What YAML is and why spaces actually matter

If you work with anything modern — Docker Compose, GitHub Actions, Kubernetes, Ansible — you will run into YAML. At first it looks simple: keys, colons, values. But then something does not work and you spend two hours hunting the problem until you realize: an extra space in the indentation.

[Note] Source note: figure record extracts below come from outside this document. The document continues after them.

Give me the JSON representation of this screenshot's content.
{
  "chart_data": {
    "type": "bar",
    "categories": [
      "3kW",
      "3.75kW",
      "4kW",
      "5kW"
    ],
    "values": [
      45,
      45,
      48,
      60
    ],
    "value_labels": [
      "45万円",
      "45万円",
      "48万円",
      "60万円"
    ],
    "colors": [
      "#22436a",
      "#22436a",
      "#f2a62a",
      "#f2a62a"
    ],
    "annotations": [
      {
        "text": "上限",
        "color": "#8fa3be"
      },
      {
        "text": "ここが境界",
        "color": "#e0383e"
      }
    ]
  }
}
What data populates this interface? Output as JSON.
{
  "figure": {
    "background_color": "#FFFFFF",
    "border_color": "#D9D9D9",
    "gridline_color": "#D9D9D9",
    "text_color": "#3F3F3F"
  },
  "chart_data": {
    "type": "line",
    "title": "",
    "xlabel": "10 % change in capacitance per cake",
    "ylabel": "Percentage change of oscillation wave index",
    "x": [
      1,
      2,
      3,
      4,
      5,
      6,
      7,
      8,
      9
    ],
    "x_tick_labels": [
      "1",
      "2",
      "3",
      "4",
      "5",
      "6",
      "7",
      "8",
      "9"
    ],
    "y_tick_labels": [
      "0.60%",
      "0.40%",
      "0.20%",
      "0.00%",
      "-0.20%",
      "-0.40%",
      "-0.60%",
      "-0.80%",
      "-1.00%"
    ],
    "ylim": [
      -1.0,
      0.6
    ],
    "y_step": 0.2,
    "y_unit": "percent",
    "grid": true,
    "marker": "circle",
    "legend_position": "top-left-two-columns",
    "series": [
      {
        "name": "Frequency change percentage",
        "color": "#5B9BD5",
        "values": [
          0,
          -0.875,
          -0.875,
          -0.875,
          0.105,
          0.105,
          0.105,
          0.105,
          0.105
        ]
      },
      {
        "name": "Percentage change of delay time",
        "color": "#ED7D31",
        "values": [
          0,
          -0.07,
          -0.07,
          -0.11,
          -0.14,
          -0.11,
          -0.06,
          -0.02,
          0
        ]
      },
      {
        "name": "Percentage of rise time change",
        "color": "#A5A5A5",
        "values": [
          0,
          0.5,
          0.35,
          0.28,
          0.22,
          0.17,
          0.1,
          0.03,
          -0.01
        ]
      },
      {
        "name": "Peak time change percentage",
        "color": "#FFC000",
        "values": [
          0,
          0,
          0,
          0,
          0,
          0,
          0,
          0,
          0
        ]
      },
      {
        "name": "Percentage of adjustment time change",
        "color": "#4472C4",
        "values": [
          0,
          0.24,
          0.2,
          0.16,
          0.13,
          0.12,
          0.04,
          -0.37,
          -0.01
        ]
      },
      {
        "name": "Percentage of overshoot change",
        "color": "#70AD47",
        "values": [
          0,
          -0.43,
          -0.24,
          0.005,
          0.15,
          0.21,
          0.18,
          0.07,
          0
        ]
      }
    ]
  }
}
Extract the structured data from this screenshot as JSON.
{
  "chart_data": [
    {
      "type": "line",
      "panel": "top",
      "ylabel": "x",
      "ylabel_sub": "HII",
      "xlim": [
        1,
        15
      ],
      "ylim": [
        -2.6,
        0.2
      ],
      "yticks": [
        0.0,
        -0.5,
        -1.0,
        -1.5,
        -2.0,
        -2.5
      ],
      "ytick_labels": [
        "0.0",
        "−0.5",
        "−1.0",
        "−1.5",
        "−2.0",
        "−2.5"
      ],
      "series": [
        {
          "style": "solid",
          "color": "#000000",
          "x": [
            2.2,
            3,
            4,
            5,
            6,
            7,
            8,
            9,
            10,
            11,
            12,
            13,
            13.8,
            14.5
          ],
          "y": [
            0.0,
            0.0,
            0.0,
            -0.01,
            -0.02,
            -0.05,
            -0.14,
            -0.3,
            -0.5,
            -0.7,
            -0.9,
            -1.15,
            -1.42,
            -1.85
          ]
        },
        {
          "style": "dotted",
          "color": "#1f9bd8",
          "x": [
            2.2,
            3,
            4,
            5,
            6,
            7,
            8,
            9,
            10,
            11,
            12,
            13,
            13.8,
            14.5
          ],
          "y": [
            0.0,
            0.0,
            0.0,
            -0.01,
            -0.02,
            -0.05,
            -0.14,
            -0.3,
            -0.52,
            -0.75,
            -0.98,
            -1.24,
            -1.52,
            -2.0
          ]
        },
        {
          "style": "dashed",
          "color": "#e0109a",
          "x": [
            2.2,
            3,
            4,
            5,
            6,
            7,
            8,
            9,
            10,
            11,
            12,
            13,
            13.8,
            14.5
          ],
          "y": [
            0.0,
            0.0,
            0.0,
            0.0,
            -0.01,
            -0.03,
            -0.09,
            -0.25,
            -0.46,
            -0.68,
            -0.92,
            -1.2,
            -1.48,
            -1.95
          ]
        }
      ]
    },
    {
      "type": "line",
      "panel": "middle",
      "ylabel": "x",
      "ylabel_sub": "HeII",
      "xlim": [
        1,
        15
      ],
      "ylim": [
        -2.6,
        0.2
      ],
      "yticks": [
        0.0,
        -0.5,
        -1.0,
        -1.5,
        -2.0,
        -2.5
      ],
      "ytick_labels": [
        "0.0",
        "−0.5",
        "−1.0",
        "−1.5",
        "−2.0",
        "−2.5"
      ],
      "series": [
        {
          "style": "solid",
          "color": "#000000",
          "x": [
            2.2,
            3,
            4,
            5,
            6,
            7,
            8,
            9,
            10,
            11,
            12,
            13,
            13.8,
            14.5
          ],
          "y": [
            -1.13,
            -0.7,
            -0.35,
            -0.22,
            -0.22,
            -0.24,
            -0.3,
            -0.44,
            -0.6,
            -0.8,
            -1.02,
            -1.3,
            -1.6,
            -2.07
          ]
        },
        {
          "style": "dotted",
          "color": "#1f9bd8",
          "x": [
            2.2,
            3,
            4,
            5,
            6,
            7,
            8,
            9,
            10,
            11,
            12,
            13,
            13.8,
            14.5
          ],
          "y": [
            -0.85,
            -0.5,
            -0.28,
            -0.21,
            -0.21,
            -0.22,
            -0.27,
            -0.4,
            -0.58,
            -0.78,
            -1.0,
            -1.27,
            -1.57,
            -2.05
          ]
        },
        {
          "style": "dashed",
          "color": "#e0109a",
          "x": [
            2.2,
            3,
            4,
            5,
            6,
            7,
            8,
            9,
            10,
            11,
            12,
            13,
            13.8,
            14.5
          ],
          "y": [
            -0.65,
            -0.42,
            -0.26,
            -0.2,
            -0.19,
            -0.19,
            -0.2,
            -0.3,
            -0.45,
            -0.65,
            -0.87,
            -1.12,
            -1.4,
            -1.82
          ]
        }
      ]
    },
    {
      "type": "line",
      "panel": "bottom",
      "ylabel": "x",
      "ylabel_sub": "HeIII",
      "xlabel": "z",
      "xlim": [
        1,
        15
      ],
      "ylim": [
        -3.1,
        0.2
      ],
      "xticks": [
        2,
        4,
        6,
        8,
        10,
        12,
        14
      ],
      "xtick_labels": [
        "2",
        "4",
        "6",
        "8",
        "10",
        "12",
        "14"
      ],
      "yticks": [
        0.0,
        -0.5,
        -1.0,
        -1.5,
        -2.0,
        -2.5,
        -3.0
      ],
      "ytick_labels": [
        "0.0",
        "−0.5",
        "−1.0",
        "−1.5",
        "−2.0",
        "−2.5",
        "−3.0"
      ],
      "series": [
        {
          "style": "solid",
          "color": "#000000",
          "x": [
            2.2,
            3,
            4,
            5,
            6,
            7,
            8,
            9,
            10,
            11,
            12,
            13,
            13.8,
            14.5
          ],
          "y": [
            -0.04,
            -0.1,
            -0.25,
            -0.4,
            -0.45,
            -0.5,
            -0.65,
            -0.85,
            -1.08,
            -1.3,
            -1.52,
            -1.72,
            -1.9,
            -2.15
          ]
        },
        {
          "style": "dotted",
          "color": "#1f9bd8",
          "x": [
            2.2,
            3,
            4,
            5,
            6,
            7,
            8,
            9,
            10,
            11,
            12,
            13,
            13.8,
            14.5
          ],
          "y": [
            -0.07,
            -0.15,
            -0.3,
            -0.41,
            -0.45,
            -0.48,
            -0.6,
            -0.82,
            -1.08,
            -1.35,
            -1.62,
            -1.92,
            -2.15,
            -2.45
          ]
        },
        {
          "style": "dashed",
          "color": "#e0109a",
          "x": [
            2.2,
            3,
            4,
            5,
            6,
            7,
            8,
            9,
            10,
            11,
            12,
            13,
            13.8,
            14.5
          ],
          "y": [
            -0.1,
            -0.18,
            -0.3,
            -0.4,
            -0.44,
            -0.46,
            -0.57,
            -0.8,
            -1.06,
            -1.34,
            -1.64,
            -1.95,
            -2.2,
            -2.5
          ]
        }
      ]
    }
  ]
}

YAML (YAML Ain’t Markup Language) is a text format for data and configuration. Its main idea: be human-friendly. JSON is readable too, but YAML is even more readable — if you know the rules.

Core syntax rules

Keys and values

name: ITAcademy
port: 8080
debug: false

Simple: key, colon, space, value. The space after the colon is mandatory. name:ITAcademy without a space is an error.

Lists

tags:
  - frontend
  - backend
  - devops

Each list item starts with - (dash and space).

Nested structures

services:
  web:
    image: nginx:latest
    ports:
      - "8080:80"
  db:
    image: postgres:17
    environment:
      POSTGRES_PASSWORD: secret

Nesting is determined by space indentation (not tabs!). Usually 2 spaces per level.

Multiline text

description: >
  This is a multiline text
  that gets joined into one line.

long_text: |
  This is multiline text
  that preserves line breaks.

> — joins lines into one. | — keeps line breaks.

Why YAML is better than JSON

{
  "services": {
    "web": {
      "image": "nginx",
      "ports": ["8080:80"]
    }
  }
}
services:
  web:
    image: nginx
    ports:
      - "8080:80"

YAML: no quotes around keys, no curly braces, no commas between list items. Much more readable for a human.

Why YAML is worse than JSON

Common mistakes

1. Tabs instead of spaces

YAML requires spaces. Period. If your editor inserts tabs — configure it.

2. Wrong number of spaces

services:
    web:        # 4 spaces
      image:    # 6 spaces — still child of web, but unclear

Better to fix 2 spaces per level and stick to it.

3. Forgetting the space after the colon

image:nginx    # ✗ Error
image: nginx   # ✓ Correct

4. Not quoting special characters

title: "This: is important"    # ✓ Quotes preserve the colon
command: >-                    # ✓ Multiline block
  nginx
  -c /etc/nginx/nginx.conf

Conclusion / action plan

YAML is not hard, but it demands precision. Spaces matter, and that is both its strength (readability) and its weakness (errors).

Here is what to do next:

  1. Open a docker-compose.yml or .github/workflows/test.yml and read it line by line.
  2. Notice indentation: each nested structure has more spaces.
  3. Try writing a simple YAML file and validate it with an online validator.
  4. Make sure your editor inserts spaces, not tabs.

Once you can read YAML without hints, you understand more configurations than you think.